Его подозревали в скупости и чудачестве; в действительности же он был
бедняком, который отчаянно стыдился своей бедности и скрывал ее, как
преступление. Закончить медицинский факультет и достичь такого положения,
которое позволит ему каждый день обедать - дальше этого он не шел в своих
мечтах. А если бы к тому же ему не нужно было самому чинить мундир и
замазывать чернилами белые трещинки на башмаках - он почитал бы себя
совершенно счастливым.
Лукашевский еще не вернулся с каникул.
"III"
В середине сентября, в воскресное утро, часов в одиннадцать, в квартире
находились три молодых человека.
В бледно-голубой комнате, обстановку которой составляли две кровати -
одна железная, другая деревянная, - желтый шкафчик и несколько полок с
книгами, у открытого окна за столиком сидел Громадзкий. Он был тщательно
одет, даже мундир застегнул на все пуговки, что немного стесняло его в
плечах - и писал. Вернее переписывал мелким каллиграфическим почерком
какую-то рукопись, неаккуратно сшитую, неразборчивую и вдобавок сильно
исчерканную.
Собственно говоря, он не только писал, но, кроме того, пил холодный
чай, в котором густо плавали чаинки, курил папиросу и время от времени
откусывал кусок хлеба, обладавший, видимо, всеми диэтическими достоинствами,
кроме свежести.
Иногда Громадзкий бросал перо и потягивался, как человек, которому
надоело его занятие. Но он тотчас смотрел на порядковый номер страницы,
переворачивал несколько листков веленевой тетради, словно советуясь с ними,
встряхивался, должно быть для того, чтобы отогнать скуку, и продолжал
писать. Вообще он производил впечатление работника, который не увлечен своим
делом, но хочет его выполнить в срок.
По временам он поднимал голову и смотрел на стену противоположного
флигеля.

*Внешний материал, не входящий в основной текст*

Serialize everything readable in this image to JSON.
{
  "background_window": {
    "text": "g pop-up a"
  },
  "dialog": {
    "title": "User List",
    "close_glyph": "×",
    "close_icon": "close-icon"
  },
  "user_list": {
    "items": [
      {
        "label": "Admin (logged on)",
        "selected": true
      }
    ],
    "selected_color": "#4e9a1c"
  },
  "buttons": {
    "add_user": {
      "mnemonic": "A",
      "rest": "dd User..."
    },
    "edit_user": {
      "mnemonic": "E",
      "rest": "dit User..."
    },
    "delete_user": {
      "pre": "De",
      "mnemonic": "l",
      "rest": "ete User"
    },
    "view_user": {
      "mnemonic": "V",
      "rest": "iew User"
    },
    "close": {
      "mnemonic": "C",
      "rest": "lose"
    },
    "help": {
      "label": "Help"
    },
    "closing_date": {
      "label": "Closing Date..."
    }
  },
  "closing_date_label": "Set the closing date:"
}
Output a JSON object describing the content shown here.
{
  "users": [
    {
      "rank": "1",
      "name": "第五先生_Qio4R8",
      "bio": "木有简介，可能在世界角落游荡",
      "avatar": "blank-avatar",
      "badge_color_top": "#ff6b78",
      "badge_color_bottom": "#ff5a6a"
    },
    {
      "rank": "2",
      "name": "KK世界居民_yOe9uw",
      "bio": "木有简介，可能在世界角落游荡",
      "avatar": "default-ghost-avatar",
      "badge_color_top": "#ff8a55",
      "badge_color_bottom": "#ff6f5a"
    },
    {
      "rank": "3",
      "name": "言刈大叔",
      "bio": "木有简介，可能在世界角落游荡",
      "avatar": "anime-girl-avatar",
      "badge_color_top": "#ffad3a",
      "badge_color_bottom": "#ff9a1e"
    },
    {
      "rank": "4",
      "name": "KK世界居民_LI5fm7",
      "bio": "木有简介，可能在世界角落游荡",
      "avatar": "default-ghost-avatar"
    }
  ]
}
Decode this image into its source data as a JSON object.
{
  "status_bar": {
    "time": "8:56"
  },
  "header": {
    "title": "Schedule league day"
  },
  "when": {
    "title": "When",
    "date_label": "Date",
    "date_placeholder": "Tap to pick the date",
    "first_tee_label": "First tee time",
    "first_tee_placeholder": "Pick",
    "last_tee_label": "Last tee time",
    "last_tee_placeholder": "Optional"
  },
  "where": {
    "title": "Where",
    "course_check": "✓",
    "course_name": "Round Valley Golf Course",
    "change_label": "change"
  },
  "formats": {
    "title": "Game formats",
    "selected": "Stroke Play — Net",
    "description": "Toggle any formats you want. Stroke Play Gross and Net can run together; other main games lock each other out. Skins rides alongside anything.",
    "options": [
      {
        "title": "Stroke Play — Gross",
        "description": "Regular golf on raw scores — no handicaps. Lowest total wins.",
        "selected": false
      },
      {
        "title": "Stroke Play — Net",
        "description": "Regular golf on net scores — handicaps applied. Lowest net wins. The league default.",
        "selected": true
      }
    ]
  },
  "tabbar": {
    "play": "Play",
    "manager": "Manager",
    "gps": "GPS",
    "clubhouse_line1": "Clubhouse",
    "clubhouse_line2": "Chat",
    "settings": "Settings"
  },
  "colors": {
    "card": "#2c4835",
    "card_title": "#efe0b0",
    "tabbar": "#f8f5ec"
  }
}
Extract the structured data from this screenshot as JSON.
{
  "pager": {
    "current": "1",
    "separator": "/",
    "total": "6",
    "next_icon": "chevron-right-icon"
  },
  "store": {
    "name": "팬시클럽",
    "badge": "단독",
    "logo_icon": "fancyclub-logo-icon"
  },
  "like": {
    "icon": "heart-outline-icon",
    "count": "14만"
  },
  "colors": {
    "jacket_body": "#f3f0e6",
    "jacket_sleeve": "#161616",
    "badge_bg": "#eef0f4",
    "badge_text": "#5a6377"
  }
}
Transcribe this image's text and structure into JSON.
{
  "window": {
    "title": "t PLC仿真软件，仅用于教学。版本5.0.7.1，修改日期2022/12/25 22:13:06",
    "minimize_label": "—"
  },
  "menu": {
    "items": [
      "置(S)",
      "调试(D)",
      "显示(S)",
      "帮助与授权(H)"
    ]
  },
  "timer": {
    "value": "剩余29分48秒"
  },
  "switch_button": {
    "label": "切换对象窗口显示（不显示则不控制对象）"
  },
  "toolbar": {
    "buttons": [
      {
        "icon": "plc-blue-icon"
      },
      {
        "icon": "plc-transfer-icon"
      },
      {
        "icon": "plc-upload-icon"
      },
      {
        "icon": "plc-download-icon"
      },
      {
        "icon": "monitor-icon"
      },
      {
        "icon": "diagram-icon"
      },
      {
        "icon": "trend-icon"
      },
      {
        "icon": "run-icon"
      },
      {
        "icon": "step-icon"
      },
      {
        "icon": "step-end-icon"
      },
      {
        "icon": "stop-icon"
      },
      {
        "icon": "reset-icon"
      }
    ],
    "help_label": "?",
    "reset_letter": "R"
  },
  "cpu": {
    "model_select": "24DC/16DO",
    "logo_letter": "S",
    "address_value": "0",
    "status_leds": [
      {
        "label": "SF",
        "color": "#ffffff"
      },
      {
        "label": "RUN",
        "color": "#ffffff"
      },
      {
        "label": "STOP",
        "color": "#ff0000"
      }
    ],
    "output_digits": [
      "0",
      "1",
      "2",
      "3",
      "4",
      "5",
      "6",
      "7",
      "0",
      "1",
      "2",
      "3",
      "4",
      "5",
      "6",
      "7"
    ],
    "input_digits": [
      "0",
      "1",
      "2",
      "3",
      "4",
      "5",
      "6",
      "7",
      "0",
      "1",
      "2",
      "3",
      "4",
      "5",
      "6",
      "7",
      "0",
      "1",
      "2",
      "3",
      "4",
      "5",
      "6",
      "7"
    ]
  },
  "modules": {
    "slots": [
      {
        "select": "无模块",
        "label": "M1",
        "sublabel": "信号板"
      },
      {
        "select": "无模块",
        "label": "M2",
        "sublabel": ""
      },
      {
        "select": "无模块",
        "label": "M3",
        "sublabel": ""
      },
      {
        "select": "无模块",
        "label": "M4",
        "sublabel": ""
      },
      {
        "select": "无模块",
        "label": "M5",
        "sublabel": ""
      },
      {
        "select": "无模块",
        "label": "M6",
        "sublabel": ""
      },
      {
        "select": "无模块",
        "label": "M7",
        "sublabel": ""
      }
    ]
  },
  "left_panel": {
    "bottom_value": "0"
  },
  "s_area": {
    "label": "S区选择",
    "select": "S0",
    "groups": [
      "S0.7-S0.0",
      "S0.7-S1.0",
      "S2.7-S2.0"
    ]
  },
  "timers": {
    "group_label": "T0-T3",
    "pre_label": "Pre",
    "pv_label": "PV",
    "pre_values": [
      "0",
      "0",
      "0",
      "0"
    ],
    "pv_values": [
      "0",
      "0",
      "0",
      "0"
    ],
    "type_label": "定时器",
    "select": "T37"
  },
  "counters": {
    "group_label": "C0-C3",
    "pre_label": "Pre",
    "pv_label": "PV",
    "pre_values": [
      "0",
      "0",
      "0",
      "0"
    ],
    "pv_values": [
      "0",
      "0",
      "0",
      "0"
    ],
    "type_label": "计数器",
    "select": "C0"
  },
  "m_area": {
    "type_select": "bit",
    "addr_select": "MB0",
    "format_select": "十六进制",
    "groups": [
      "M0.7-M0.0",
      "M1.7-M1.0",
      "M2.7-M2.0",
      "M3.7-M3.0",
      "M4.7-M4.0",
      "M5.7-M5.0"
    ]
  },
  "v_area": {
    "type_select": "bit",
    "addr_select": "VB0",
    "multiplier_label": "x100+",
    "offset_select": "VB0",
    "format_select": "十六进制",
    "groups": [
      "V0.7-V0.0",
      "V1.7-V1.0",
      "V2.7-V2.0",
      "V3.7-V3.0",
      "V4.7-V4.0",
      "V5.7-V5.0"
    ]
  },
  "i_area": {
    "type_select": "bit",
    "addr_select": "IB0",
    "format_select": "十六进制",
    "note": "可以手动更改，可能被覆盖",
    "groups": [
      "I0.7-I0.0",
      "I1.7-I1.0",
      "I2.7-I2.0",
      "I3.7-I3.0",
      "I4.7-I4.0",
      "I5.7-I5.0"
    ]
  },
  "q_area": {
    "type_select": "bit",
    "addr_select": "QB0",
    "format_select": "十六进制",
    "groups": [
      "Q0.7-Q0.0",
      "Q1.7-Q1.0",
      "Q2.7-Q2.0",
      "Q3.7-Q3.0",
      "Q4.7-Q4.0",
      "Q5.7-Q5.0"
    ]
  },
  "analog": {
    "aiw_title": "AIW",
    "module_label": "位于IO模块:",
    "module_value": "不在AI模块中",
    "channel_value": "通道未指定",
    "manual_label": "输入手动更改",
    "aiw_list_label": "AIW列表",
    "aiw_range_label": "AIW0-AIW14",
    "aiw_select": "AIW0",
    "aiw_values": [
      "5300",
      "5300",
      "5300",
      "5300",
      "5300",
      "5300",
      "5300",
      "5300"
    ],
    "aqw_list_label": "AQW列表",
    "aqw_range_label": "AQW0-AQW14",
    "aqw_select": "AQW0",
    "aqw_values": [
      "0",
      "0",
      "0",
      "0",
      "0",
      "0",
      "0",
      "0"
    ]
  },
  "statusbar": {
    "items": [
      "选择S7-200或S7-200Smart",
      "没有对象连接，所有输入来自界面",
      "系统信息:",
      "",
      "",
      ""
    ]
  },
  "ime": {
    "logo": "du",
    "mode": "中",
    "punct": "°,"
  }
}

Тогда ему казалось будто между окнами висит очень длинный список
дешевых и горячих блюд, он читает и обдумывает: какие из них самые дешевые,
самые сытные и горячие? Потом он улыбался при мысли, что именно сегодня,
закончив переписку двадцать пятого листа, в награду за свой труд пойдет к
Врубелю, выберет несколько дешевых, жирных и горячих блюд, выпьет кружку
пива, а кстати задаром поест много хлеба.
Он даже сочинил афоризм: "Если ты вчера не ел горячей пищи, а сегодня
заработал полтора рубля, то имеешь право истратить на себя полтинник".
Афоризм ему нравился, хотя при мысли о таком крупном расходе по спине
пробегали мурашки.
- И все-таки я кутну... - пробормотал он.
Вдруг он очнулся и сквозь открытую дверь заглянул в первую комнату,
словно опасаясь, как бы товарищи не проникли в его разнузданные планы.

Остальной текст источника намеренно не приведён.